There is so much to see and do in New Orleans that visitors are seriously spoilt for choice about what to spend their money on.
It’s a city steeped in history and with so many fantastic tales to be told visitors are overloaded with options. We took many tours during our time in this fantastically vibrant city and one of them was the Steamboat Natchez Jazz Dinner Cruise.
We booked on this Viator excursion for our second to last evening in New Orleans. The cruise departed from the main dock, which is an easy fifteen minute stroll from the French Quarter – saving on expensive taxis.
Not just a boat, the Steamboat Natchez is a time capsule that emulates the romance and marvel of yesteryear – the moment you set foot on the steamboat you instantly feel you’ve been transported into an old movie. There’s everything from a museum-quality Engine Room, to the ship’s orders being called over an old-fashioned megaphone, to the fantastic jazz performed by the Grammy-nominated Dukes of Dixieland. You really do feel as if you’ve been transformed to yesteryear.

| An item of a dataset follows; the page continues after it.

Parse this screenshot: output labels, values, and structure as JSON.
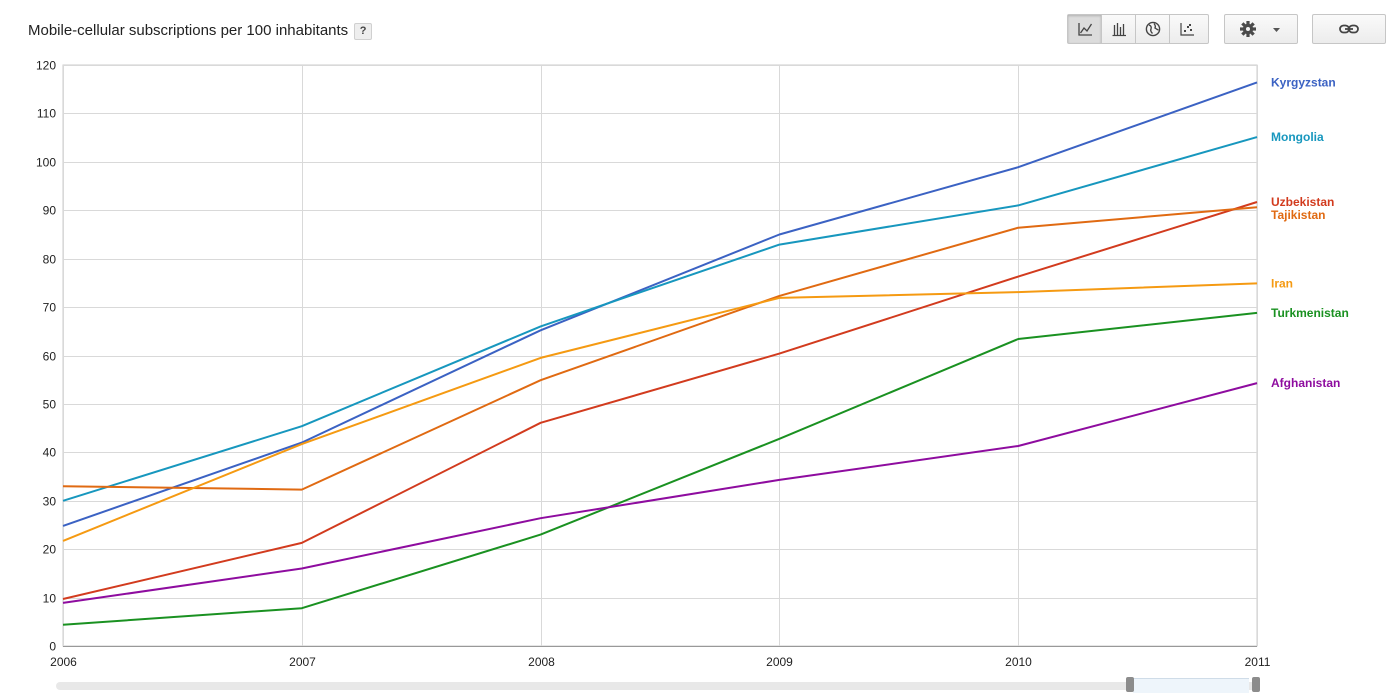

What’s more, as you sail down the Mississippi River, this tour provides a great opportunity for visitors to take in New Orleans’ beauty and culture so it’s worth remembering to take your camera!
We were treated to a Louisiana-style buffet dinner – everything from prime rib, to chicken, pasta and salad – being a vegetarian, offerings were slightly limited, but I didn’t go hungry.
Dukes of Dixieland were absolutely superb and were one of the best bands I’ve ever had the pleasure of seeing. They played an assortment of old and new jazz tunes throughout the evening. You could tell everyone onboard enjoyed themselves because there wasn’t an occupied seat by the end of the evening – everyone was up on dancing away. They provided just the right tone for the evening and I absolutely loved listening to them and watching their very engaging performance.
The Natchez is one of only six steamboats still operating on the Mississippi River so we felt extremely lucky that we were able to experience, and taste, a little part of what New Orleans must have been like in days gone by.